Le DLP réseau devient moins pertinent en tant que contrôle autonome. Lorsque les données transitent de SaaS à SaaS (Slack → Google Drive, Salesforce → e-mail), elles peuvent ne jamais traverser l'infrastructure d'entreprise. C'est là que le CASB et le DLP cloud comblent l'écart.
Pilier 2 — DLP Endpoint
Les agents DLP endpoint déployés sur les appareils gérés surveillent et appliquent les politiques à la source du mouvement des données :
- Opérations sur les fichiers (copier, déplacer, supprimer, compresser)

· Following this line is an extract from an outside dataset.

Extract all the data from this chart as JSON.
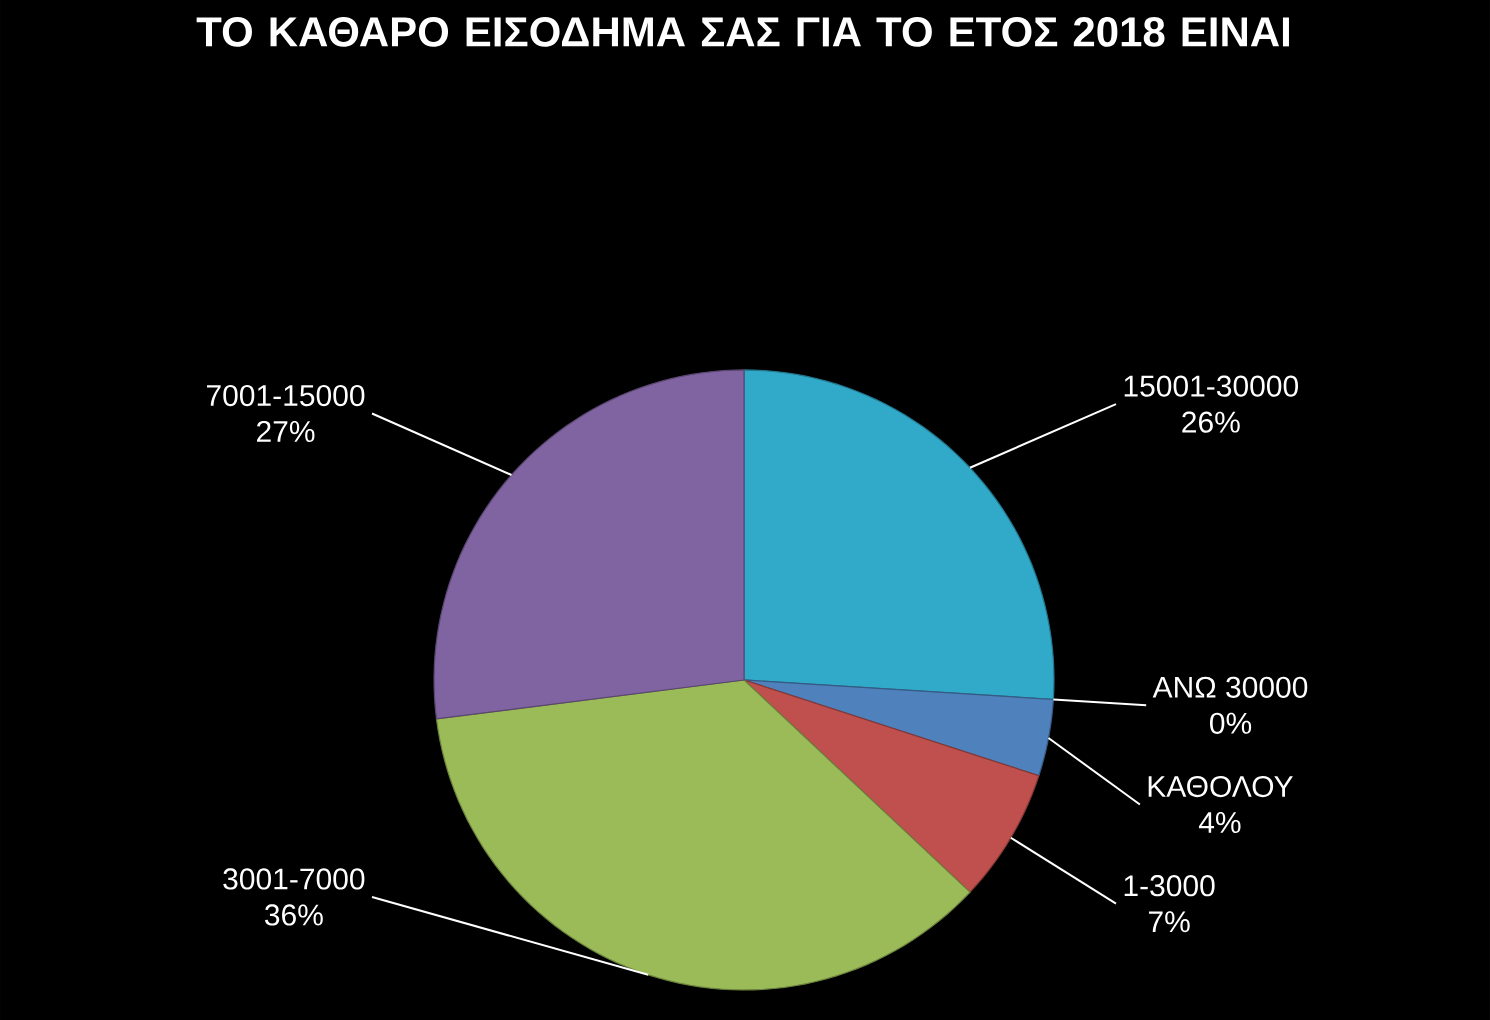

- Supports amovibles (blocage USB ou autorisation par numéro de série du périphérique)
- Impression et capture d'écran
- Opérations de presse-papiers (copier-coller entre applications)
- Téléchargements dans le navigateur (via extension de navigateur ou hooks au niveau du noyau)
- Comportement du client de synchronisation cloud
Les agents endpoint fonctionnent indépendamment de la connectivité réseau, ce qui est crucial pour les télétravailleurs et les scénarios avec air gap.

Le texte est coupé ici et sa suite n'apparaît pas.